Thanks for the comments, guys.

Edo, the material on Dina Babbitt is indeed included in the Marvel Premiere Hardcover edition I own, and I'd assume it's in the tpb as well. Here is a link to the short story created by Neal Adams, Joe Kubert, et al. as it appears on YouTube, for those who'd like to see what we're talking about:

I did some curriculum work for a company called Menemsha Films a few years ago. One of the pictures for which I co-developed a study guide was As Seen Through These Eyes, which is a film about artists in the Holocaust and their reactions to what they went through. For those of you interested in the creative side of life, I'd highly recommend it. Near the end of the film there is a section on Dina Babbitt and her experiences with Dr. Josef Mengele; her struggle to get her artwork back is not dealt with much, which is a pity -- her struggles against the museum at Auschwitz ring true toward the struggles of Jack Kirby et al. to have their original art returned from companies like Marvel Comics; certainly Neal Adams, Joe Kubert, and others felt the same connection to Ms. Babbitt.

Information about the film is at the link below, and the materials I created are accessible from the link on the left side of the page labelled "Downloads":

If you're further interested in such things, I also did work on the films The Rape of Europa and Belzec.

The GN at hand today echoes Steven Spielberg's Schindler's List from the standpoint that it begins in full color and then devolves to a gray-ish wash throughout the remainder of the story.

In regard to the issue of historical fiction, and specifically in regard to historical fiction of the Holocaust -- Edo and Bruce both touch on the historically accurate nature of this GN. I take umbrage with literature such as The Boy in the Striped Pajamas and the film of the same name because it does not accurately depict the events of the Shoah, and furthermore does not even serve to complicate the thinking of the reader/viewer in regard to the complexity of the reality that was the Holocaust. No, any entry into Holocaust literature which leaves the receiver feeling sorry for the perpetrators walks outside the line of decency and memory. I really try to stay away from historical fiction in my classroom, and when I do I make sure that I point out the real/not real.

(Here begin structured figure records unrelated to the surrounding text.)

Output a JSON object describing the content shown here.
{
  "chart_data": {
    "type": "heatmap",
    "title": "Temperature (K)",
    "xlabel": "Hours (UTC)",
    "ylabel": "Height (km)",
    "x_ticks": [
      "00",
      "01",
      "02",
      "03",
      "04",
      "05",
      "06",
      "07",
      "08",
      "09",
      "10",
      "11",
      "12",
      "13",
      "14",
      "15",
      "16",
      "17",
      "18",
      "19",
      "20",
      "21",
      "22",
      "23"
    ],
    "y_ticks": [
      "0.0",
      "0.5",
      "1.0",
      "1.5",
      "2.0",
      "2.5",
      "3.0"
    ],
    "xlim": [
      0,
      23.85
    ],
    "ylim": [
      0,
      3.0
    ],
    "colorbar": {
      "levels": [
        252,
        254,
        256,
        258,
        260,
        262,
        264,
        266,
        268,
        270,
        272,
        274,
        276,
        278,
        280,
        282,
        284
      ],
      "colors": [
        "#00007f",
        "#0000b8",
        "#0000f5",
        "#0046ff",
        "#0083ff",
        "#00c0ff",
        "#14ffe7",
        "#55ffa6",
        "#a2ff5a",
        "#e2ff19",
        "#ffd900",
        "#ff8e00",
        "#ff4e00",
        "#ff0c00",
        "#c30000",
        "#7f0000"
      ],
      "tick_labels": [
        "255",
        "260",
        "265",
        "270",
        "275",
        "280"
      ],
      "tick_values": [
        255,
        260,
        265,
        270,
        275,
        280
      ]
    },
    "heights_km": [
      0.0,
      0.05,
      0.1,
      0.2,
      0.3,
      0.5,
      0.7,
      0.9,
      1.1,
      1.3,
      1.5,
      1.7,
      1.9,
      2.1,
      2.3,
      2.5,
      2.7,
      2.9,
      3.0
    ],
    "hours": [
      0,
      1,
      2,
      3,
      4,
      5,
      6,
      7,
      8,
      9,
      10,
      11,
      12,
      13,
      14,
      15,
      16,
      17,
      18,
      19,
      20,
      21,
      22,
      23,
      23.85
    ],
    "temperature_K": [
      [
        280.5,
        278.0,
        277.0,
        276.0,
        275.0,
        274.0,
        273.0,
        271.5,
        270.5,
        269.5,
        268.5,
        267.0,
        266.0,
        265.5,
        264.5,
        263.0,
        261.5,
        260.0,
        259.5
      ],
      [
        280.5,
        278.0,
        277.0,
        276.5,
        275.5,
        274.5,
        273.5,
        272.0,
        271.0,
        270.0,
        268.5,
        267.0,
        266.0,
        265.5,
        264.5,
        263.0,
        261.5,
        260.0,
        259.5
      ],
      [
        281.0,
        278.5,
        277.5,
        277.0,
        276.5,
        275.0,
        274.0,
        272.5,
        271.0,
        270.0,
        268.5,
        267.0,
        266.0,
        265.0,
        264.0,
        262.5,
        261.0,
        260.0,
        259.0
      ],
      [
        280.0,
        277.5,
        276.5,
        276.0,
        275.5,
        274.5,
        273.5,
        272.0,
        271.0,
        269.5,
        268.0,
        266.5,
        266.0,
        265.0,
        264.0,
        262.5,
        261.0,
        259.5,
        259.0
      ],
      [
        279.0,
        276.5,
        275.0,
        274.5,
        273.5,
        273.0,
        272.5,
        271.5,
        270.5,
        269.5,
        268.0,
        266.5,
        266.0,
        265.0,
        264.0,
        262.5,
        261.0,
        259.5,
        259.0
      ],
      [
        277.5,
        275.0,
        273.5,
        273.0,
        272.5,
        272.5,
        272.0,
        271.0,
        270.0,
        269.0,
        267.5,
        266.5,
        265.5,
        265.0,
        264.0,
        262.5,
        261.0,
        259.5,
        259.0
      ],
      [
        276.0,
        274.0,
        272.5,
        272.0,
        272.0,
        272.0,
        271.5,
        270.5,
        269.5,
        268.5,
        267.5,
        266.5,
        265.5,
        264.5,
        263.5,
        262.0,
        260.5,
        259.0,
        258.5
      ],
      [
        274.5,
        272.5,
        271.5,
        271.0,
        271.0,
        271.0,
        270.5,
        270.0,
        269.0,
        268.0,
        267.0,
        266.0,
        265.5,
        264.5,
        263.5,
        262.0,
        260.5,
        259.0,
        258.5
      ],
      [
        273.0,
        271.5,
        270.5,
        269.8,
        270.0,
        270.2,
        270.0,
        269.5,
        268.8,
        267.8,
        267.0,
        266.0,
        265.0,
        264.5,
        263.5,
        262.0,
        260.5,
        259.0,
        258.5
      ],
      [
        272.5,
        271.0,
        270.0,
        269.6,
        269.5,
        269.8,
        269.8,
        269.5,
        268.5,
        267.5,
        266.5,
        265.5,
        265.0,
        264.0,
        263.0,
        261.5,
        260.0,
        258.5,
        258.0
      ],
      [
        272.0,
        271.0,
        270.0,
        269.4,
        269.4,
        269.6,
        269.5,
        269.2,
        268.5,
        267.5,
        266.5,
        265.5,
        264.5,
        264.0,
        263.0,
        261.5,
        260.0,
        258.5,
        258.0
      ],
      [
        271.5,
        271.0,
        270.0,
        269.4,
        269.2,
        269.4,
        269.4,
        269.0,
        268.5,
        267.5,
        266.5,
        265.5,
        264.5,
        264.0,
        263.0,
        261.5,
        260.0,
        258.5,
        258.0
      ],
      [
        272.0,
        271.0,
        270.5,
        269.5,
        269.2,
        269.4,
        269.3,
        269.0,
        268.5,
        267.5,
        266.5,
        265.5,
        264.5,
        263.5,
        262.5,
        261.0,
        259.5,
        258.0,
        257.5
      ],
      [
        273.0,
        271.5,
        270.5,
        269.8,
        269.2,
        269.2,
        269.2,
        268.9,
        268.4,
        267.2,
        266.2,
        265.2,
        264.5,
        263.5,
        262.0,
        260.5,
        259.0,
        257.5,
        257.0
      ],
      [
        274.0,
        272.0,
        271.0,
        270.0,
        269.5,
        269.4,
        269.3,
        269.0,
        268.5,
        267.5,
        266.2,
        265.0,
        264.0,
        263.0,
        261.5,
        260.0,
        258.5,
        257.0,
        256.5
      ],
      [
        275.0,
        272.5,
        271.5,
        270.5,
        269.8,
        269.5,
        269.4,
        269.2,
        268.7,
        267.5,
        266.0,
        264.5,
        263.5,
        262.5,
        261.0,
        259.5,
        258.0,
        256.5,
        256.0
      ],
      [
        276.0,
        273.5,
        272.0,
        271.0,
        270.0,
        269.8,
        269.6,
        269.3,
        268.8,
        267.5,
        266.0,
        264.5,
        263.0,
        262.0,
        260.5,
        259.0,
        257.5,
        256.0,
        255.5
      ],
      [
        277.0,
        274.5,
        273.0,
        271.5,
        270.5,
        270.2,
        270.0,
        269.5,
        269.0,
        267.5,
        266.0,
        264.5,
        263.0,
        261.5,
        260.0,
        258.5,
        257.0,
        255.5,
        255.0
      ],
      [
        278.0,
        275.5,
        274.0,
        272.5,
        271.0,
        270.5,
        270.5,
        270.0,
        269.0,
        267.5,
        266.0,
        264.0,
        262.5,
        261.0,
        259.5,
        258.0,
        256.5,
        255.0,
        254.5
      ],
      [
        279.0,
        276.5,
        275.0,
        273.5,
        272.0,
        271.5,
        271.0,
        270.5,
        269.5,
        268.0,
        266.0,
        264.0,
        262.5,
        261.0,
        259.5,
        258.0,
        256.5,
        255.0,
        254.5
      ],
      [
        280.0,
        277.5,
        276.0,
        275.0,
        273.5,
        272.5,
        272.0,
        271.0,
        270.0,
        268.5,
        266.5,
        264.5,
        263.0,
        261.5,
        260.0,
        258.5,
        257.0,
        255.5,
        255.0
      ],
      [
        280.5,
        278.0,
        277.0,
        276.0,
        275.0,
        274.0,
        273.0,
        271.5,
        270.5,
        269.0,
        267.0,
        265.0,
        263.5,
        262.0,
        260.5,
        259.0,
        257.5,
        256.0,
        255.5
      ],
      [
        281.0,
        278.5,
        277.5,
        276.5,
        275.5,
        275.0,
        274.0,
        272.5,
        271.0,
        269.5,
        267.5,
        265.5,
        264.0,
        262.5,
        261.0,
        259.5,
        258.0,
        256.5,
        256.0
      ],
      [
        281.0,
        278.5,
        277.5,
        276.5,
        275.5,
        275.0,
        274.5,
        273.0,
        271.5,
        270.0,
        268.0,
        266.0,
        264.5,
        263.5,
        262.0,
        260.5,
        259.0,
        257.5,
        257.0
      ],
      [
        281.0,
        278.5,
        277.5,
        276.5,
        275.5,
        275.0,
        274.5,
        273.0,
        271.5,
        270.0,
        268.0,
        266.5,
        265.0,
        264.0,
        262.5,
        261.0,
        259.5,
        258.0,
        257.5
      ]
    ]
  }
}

Using Schindler's List, for example, I spend a class period after the viewing going over the film and contrasting it with David Crowe's fine biography of Oskar Schindler. I want to be certain that my students understand where lies the line between history and Hollywood, history and art.


Garett said...

This looks good. I like how the art looks appropriate for the story.

Fred W. Hill said...

Although I knew that Claremont had given Magneto a background as a Holocaust survivor of presumably Jewish and Roma ancestry (a double whammy as Hitler & his gang wanted to wipe out both!) but I hadn't heard of this before. I'll definitely have to check it out.
As to how it all fits in with the Marvel Universe as we once knew it, particularly of the Silver & Bronze ages, Edo's advice seems apt. Of course, based on what little I've read of or about the current Marvel universe, most of the Silver Age characters have changed so much that they might as well be different characters despite having the same names, alter egos, and powers, and in most cases the same basic costumes. But that shouldn't be surprising when many of them have been around nearly or more than 50 years and their tales chronicled by dozens of writers.

Anonymous said...

insult to Jews


Doug said...

Anonymous --

Since you made two drive-by comments this afternoon, I'm sure you won't be back by. However, I'd love to hear more of your opinion on this post -- please don't just make a statement without supporting it (on any post). That does nothing for the sense of community that exists on this blog.